Friday, April 3, 2015

Run All Night

3.5/4

Starring: Liam Neeson, Joel Kinnaman, Ed Harris, Vincent D’Onofrio, Genesis Rodriguez, Boyd Holbrok

Rated R for Strong Violence, Language including Sexual References, and Some Drug Use

“Run All Night” is more than it seems to be.  Much more, in fact.  Although it kind of sounds like “Taken” meets “The Warriors,” the film is more concerned with the ties that bind us, be it fathers and sons or between friends, than gratuitous violence.  That said, there is plenty of bone-crunching brutality for those sick of superheroes and tween franchises.

Jimmy Conlon (Neeson) has been working as a hit man for local mobster Shawn Maguire (Harris) for decades.  Perhaps it is because Shawn has most of the police on his payroll that Detective Harding (D’Onofrio) hasn’t been able to thrown Jimmy in prison for the rest of his life.  As a result of his occupation, not to mention abandoning him at an early age, Jimmy is estranged from his son Michael (Kinnaman).  Maguire, on the other hand, is close to his son Danny (Holbrook), although their relationship isn’t any more healthy (despite Danny’s attempts to impress him, Shawn views him with disdain).  In an attempt to prove himself, Danny attempts to negotiate a deal with a pair of drug dealers, although this goes up in flames.  Michael, a limo driver, is a witness to Danny brutally murdering them, which puts him in the sights of the coked-up Danny.  Before Shawn can smooth things over, Jimmy kills Danny in self-defense.  Shawn swears revenge, and now Michael must rely on his distant father to keep himself and his family alive.

While not as developed as one would hope, it is clear that Jaume Collet-Sera, a young director who shows talent and versatility with each new film he makes, has higher ambitions than a simple adrenaline cocktail.  He occasionally takes time to explore the relationships between the characters, although sometimes the visual style is too energetic for it to have the dramatic impact that it could.  Like with the unfortunate “Blood Ties,” I kept thinking that this would have been a perfect film for Martin Scorcese.  The themes of Catholic guilt, the Irish blue collar mobster setting, and the uncensored violence (the film deserves its R rating for once) are all trademarks of his.  Still, this is an excellent movie in its own right, and for that I am entirely satisfied.

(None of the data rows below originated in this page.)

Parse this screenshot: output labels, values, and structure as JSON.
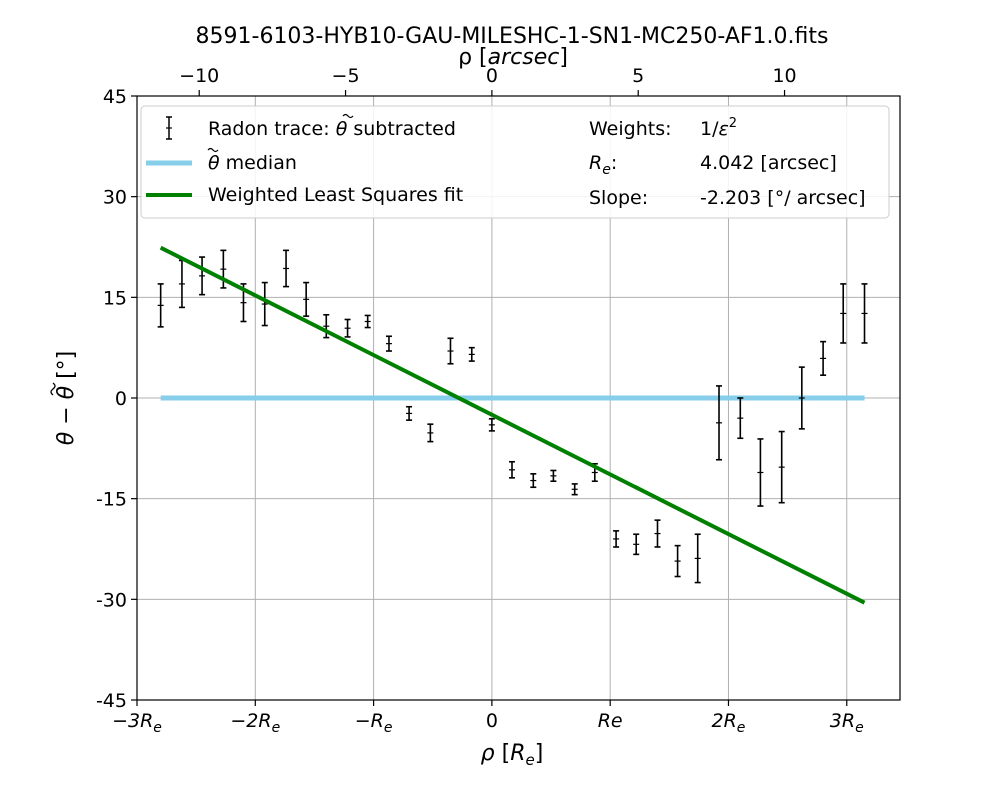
{
  "chart_data": {
    "type": "scatter",
    "title": "8591-6103-HYB10-GAU-MILESHC-1-SN1-MC250-AF1.0.fits",
    "xlabel": "ρ [Rₑ]",
    "xlabel_parts": {
      "main": "ρ [R",
      "sub": "e",
      "end": "]"
    },
    "x2label": "ρ [arcsec]",
    "x2label_parts": {
      "main": "ρ [",
      "italic": "arcsec",
      "end": "]"
    },
    "ylabel": "θ − θ̃ [°]",
    "xlim": [
      -3.0,
      3.45
    ],
    "ylim": [
      -45,
      45
    ],
    "x2lim": [
      -12.126,
      13.945
    ],
    "yticks": [
      -45,
      -30,
      -15,
      0,
      15,
      30,
      45
    ],
    "ytick_labels": [
      "-45",
      "-30",
      "-15",
      "0",
      "15",
      "30",
      "45"
    ],
    "xticks": [
      -3,
      -2,
      -1,
      0,
      1,
      2,
      3
    ],
    "xtick_labels": [
      {
        "base": "−3R",
        "sub": "e"
      },
      {
        "base": "−2R",
        "sub": "e"
      },
      {
        "base": "−R",
        "sub": "e"
      },
      {
        "base": "0",
        "sub": ""
      },
      {
        "base": "Re",
        "sub": ""
      },
      {
        "base": "2R",
        "sub": "e"
      },
      {
        "base": "3R",
        "sub": "e"
      }
    ],
    "x2ticks": [
      -10,
      -5,
      0,
      5,
      10
    ],
    "x2tick_labels": [
      "−10",
      "−5",
      "0",
      "5",
      "10"
    ],
    "grid": true,
    "legend_position": "top",
    "colors": {
      "points": "#000000",
      "median": "#87ceeb",
      "fit": "#008000"
    },
    "series": [
      {
        "name": "Radon trace: θ̃ subtracted",
        "name_parts": {
          "pre": "Radon trace: ",
          "sym": "θ",
          "post": " subtracted"
        },
        "kind": "errorbar",
        "x": [
          -2.8,
          -2.62,
          -2.45,
          -2.27,
          -2.1,
          -1.92,
          -1.74,
          -1.57,
          -1.4,
          -1.22,
          -1.05,
          -0.87,
          -0.7,
          -0.52,
          -0.35,
          -0.17,
          0.0,
          0.17,
          0.35,
          0.52,
          0.7,
          0.87,
          1.05,
          1.22,
          1.4,
          1.57,
          1.74,
          1.92,
          2.1,
          2.27,
          2.45,
          2.62,
          2.8,
          2.97,
          3.15
        ],
        "y": [
          13.8,
          17.0,
          18.2,
          19.2,
          14.2,
          14.0,
          19.3,
          14.7,
          10.7,
          10.4,
          11.4,
          8.1,
          -2.3,
          -5.2,
          7.0,
          6.5,
          -4.0,
          -10.7,
          -12.3,
          -11.6,
          -13.6,
          -11.1,
          -21.0,
          -21.8,
          -20.2,
          -24.3,
          -23.9,
          -3.7,
          -3.0,
          -11.1,
          -10.3,
          0.0,
          5.9,
          12.6,
          12.6
        ],
        "yerr": [
          3.2,
          3.5,
          2.8,
          2.8,
          2.8,
          3.2,
          2.7,
          2.5,
          1.7,
          1.3,
          0.9,
          1.1,
          1.0,
          1.3,
          1.9,
          1.0,
          0.9,
          1.2,
          1.0,
          0.8,
          0.8,
          1.3,
          1.2,
          1.5,
          2.0,
          2.3,
          3.6,
          5.5,
          3.0,
          5.0,
          5.3,
          4.6,
          2.5,
          4.4,
          4.4
        ]
      },
      {
        "name": "θ̃ median",
        "name_parts": {
          "pre": "",
          "sym": "θ",
          "post": " median"
        },
        "kind": "line",
        "x": [
          -2.8,
          3.15
        ],
        "y": [
          0,
          0
        ]
      },
      {
        "name": "Weighted Least Squares fit",
        "kind": "line",
        "x": [
          -2.8,
          3.15
        ],
        "y": [
          22.4,
          -30.5
        ]
      }
    ],
    "annotations": {
      "weights_label": "Weights:",
      "weights_value": "1/ε²",
      "re_label": "Rₑ:",
      "re_label_parts": {
        "main": "R",
        "sub": "e",
        "end": ":"
      },
      "re_value": "4.042 [arcsec]",
      "slope_label": "Slope:",
      "slope_value": "-2.203 [°/ arcsec]"
    }
  }
}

The performances are solid.  Liam Neeson is the go-to guy for the beaten down, alcoholic killer role, but he seems bored.  He needs to do something else to get out of the clichĂ© he has become typecast in.  That said, there is a scene where he plays Santa while extremely intoxicated.  I don’t know if the filmmakers intended for it to be as funny as it was, but it’s a riot.  My guess is yes, but regardless, it’s totally worth it.  His co-star, Joel Kinnaman, has never particularly impressed me with his acting ability, having relied on his good looks and charisma in the past.  He has a few hiccups, but overall it’s a solid performance.  Ed Harris leads the trio as Shawn.  Harris has always been able to be counted on to give a terrific performance, but he hasn’t had this good of a role in years.  Boyd Holbrook does an excellent job of portraying a total nutcase, and Vincent D’Onofrio is edging closer and closer to forgiveness for playing Detective Goren on "Law and Order: Criminal Intent," the second most irritating character in history (after, of course, Enid from “Ghost World”).


There are flaws with this movie.  I would have liked it better had the script been stronger, and Collet-Serra taken more time nurturing these relationships.  There were definitely times when I could feel that there was more dramatic power itching to get out.  And there is one instance where a character makes a stupid mistake just so there can be another action scene, which includes an unexplained twist.  That said, this film does contain some real drama and is packed with adrenaline.  So it gets a very enthusiastic recommendation from me.